At approximately 1:10 A.M. on December 11, 1987, defendant was stopped by Deputy Sheriff Scott McCoy in the Town of Caroga Lake, Fulton County, after McCoy observed defendant's car cross the center pavement markings in the road several times and finally sway into the opposite lane. At that time, McCoy detected the odor of alcohol on defendant's breath and noticed that his eyes were bloodshot. After defendant admitted that he had been drinking, McCoy administered field sobriety tests, which defendant could not successfully complete, and an Alco-sensor test, which indicated a positive result. Defendant was then placed under arrest and transported to the Sheriff's Department where he submitted to a breathalyzer test, resulting in a blood alcohol reading of .17%.
Thereafter, defendant was indicted on two counts of operating a motor vehicle while under the influence of alcohol (Vehicle and Traffic Law § 1192, [3]). The matter proceeded to trial where defendant was acquitted on both counts contained in the indictment, but found guilty of the lesser included offense of driving while ability impaired (hereinafter DWAI) (Vehicle and Traffic Law § 1192). This appeal ensued.

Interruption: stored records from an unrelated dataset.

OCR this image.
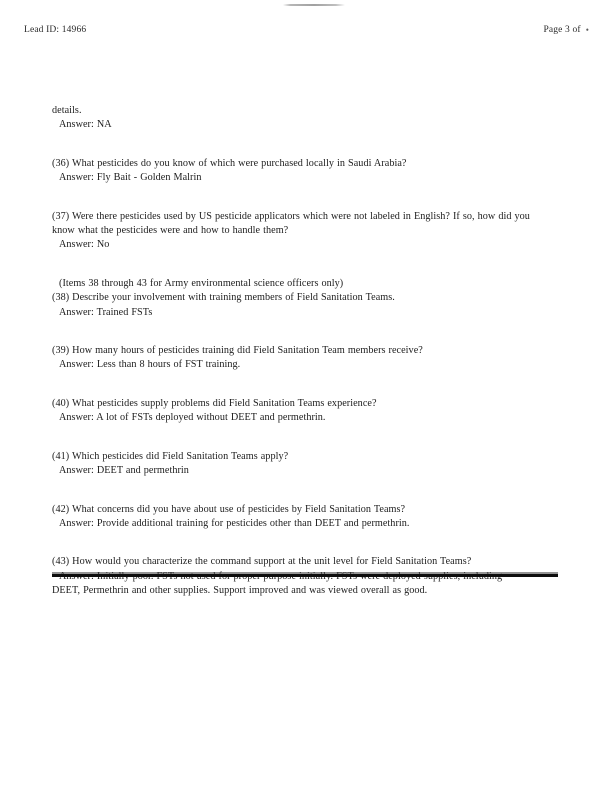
Lead ID: 14966	Page 3 of •

details.

Answer: NA

(36) What pesticides do you know of which were purchased locally in Saudi Arabia?

Answer: Fly Bait - Golden Malrin

(37) Were there pesticides used by US pesticide applicators which were not labeled in English? If so, how did you

know what the pesticides were and how to handle them?

Answer: No

(Items 38 through 43 for Army environmental science officers only)

(38) Describe your involvement with training members of Field Sanitation Teams.

Answer: Trained FSTs

(39) How many hours of pesticides training did Field Sanitation Team members receive?

Answer: Less than 8 hours of FST training.

(40) What pesticides supply problems did Field Sanitation Teams experience?

Answer: A lot of FSTs deployed without DEET and permethrin.

(41) Which pesticides did Field Sanitation Teams apply?

Answer: DEET and permethrin

(42) What concerns did you have about use of pesticides by Field Sanitation Teams?

Answer: Provide additional training for pesticides other than DEET and permethrin.

(43) How would you characterize the command support at the unit level for Field Sanitation Teams?

DEET, Permethrin and other supplies. Support improved and was viewed overall as good.
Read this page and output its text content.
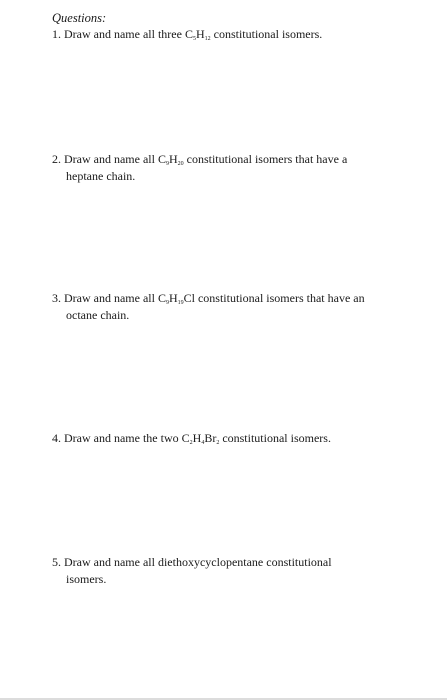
Questions:
1. Draw and name all three $C_5H_{12}$ constitutional isomers.
2. Draw and name all $C_9H_{20}$ constitutional isomers that have a
heptane chain.
3. Draw and name all $C_9H_{19}Cl$ constitutional isomers that have an
octane chain.
4. Draw and name the two $C_2H_4Br_2$ constitutional isomers.
5. Draw and name all diethoxycyclopentane constitutional
isomers.
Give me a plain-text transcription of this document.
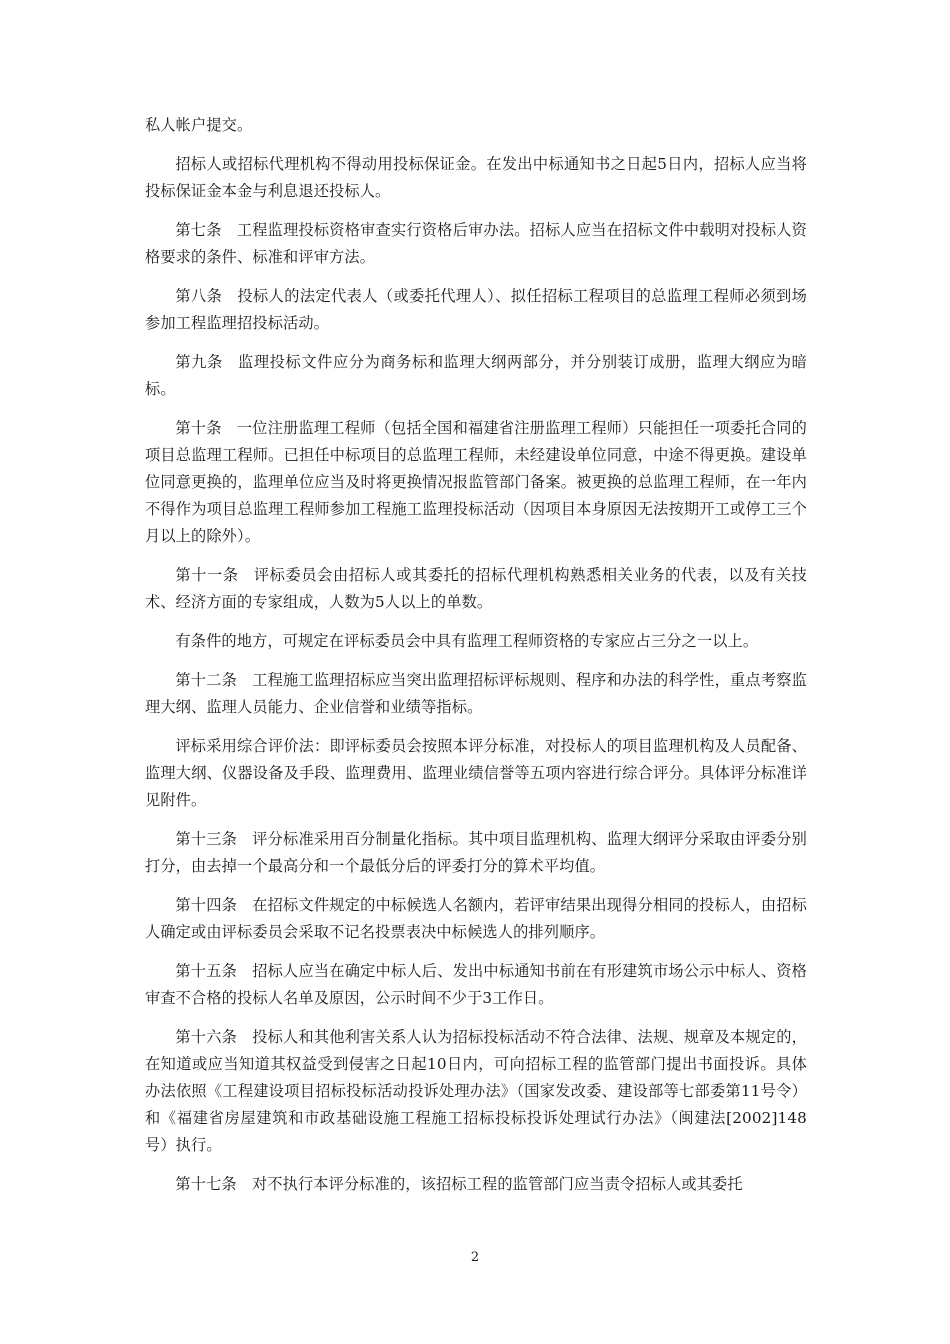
私人帐户提交。

招标人或招标代理机构不得动用投标保证金。在发出中标通知书之日起5日内，招标人应当将投标保证金本金与利息退还投标人。

第七条 工程监理投标资格审查实行资格后审办法。招标人应当在招标文件中载明对投标人资格要求的条件、标准和评审方法。

第八条 投标人的法定代表人（或委托代理人）、拟任招标工程项目的总监理工程师必须到场参加工程监理招投标活动。

第九条 监理投标文件应分为商务标和监理大纲两部分，并分别装订成册，监理大纲应为暗标。

第十条 一位注册监理工程师（包括全国和福建省注册监理工程师）只能担任一项委托合同的项目总监理工程师。已担任中标项目的总监理工程师，未经建设单位同意，中途不得更换。建设单位同意更换的，监理单位应当及时将更换情况报监管部门备案。被更换的总监理工程师，在一年内不得作为项目总监理工程师参加工程施工监理投标活动（因项目本身原因无法按期开工或停工三个月以上的除外）。

第十一条 评标委员会由招标人或其委托的招标代理机构熟悉相关业务的代表，以及有关技术、经济方面的专家组成，人数为5人以上的单数。

有条件的地方，可规定在评标委员会中具有监理工程师资格的专家应占三分之一以上。

第十二条 工程施工监理招标应当突出监理招标评标规则、程序和办法的科学性，重点考察监理大纲、监理人员能力、企业信誉和业绩等指标。

评标采用综合评价法：即评标委员会按照本评分标准，对投标人的项目监理机构及人员配备、监理大纲、仪器设备及手段、监理费用、监理业绩信誉等五项内容进行综合评分。具体评分标准详见附件。

第十三条 评分标准采用百分制量化指标。其中项目监理机构、监理大纲评分采取由评委分别打分，由去掉一个最高分和一个最低分后的评委打分的算术平均值。

第十四条 在招标文件规定的中标候选人名额内，若评审结果出现得分相同的投标人，由招标人确定或由评标委员会采取不记名投票表决中标候选人的排列顺序。

第十五条 招标人应当在确定中标人后、发出中标通知书前在有形建筑市场公示中标人、资格审查不合格的投标人名单及原因，公示时间不少于3工作日。

第十六条 投标人和其他利害关系人认为招标投标活动不符合法律、法规、规章及本规定的，在知道或应当知道其权益受到侵害之日起10日内，可向招标工程的监管部门提出书面投诉。具体办法依照《工程建设项目招标投标活动投诉处理办法》（国家发改委、建设部等七部委第11号令）和《福建省房屋建筑和市政基础设施工程施工招标投标投诉处理试行办法》（闽建法[2002]148号）执行。

第十七条 对不执行本评分标准的，该招标工程的监管部门应当责令招标人或其委托

2
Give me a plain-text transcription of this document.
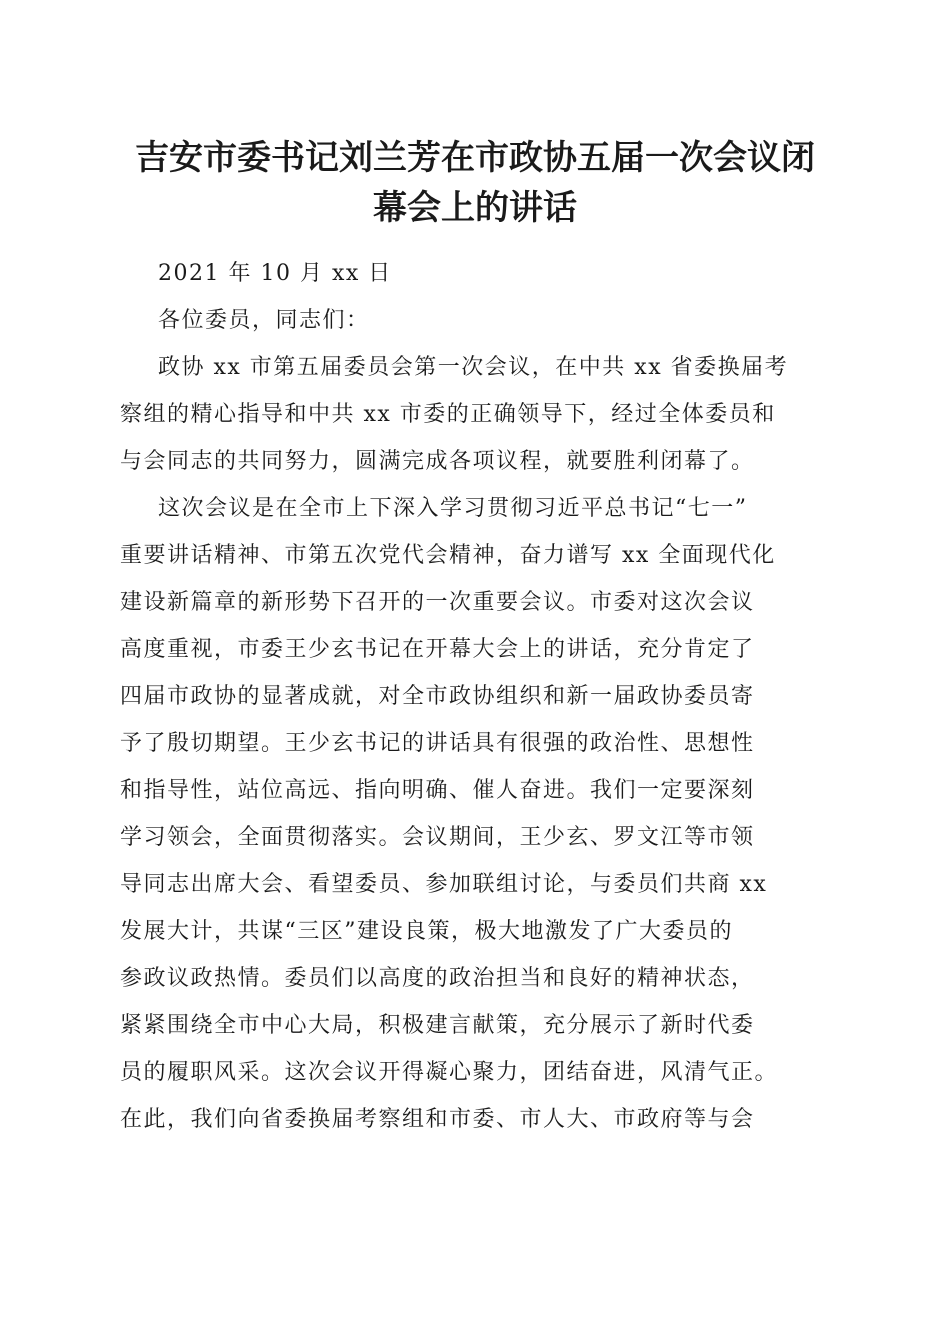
吉安市委书记刘兰芳在市政协五届一次会议闭
幕会上的讲话
2021 年 10 月 xx 日
各位委员，同志们：
政协 xx 市第五届委员会第一次会议，在中共 xx 省委换届考
察组的精心指导和中共 xx 市委的正确领导下，经过全体委员和
与会同志的共同努力，圆满完成各项议程，就要胜利闭幕了。
这次会议是在全市上下深入学习贯彻习近平总书记“七一”
重要讲话精神、市第五次党代会精神，奋力谱写 xx 全面现代化
建设新篇章的新形势下召开的一次重要会议。市委对这次会议
高度重视，市委王少玄书记在开幕大会上的讲话，充分肯定了
四届市政协的显著成就，对全市政协组织和新一届政协委员寄
予了殷切期望。王少玄书记的讲话具有很强的政治性、思想性
和指导性，站位高远、指向明确、催人奋进。我们一定要深刻
学习领会，全面贯彻落实。会议期间，王少玄、罗文江等市领
导同志出席大会、看望委员、参加联组讨论，与委员们共商 xx
发展大计，共谋“三区”建设良策，极大地激发了广大委员的
参政议政热情。委员们以高度的政治担当和良好的精神状态，
紧紧围绕全市中心大局，积极建言献策，充分展示了新时代委
员的履职风采。这次会议开得凝心聚力，团结奋进，风清气正。
在此，我们向省委换届考察组和市委、市人大、市政府等与会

Defendant's first contention on appeal is that the results of the breathalyzer test were introduced into evidence without a proper foundation. However, even if the breathalyzer results were improperly admitted, our review of the jury verdict and the trial transcript leads us to conclude that such error was harmless (see, People v. Crimmins, 36 N.Y.2d 230, 241-243). First, implicit in the jury's verdict acquitting defendant on both counts of the indictment is that it rejected the breathalyzer test results. Further, the record contains overwhelming additional evidence, including defendant's admission that he had been drinking and McCoy's testimony that he detected alcohol on defendant's breath, that defendant's eyes were bloodshot and that he exhibited a psychomotor coordination problem, which supports the far less rigorous proof required to establish DWAI, that is, that defendant's driving ability was impaired to any extent (see, People v. Cruz, 48 N.Y.2d 419, 426, appeal dismissed 446 U.S. 901; People v. Wirtz, 128 A.D.2d 745, 746; see also, People v. Brockum, 88 A.D.2d 697; People v. Farrell, 87 A.D.2d 690, 691 [Yesawich, Jr., J., concurring], affd. 58 N.Y.2d 637).
Defendant next contends that the People improperly elicited testimony from McCoy regarding the results of the Alco-sensor test. Defendant's objection to that testimony, however, was not preserved for our review because defendant's counsel stipulated to the curative instruction given by County Court and thereafter made no further objections or requests for additional instructions (see, CPL 470.05; People v. Flores, 139 A.D.2d 525, 526; People v. Kolb, 118 A.D.2d 590, 591, lv. denied 67 N.Y.2d 945).
We have examined defendant's remaining points, including his claim that he was not proven guilty beyond a reasonable doubt, and find them to be without merit.
Judgment affirmed. Mahoney, P.J., Kane, Weiss, Levine and Harvey, JJ., concur.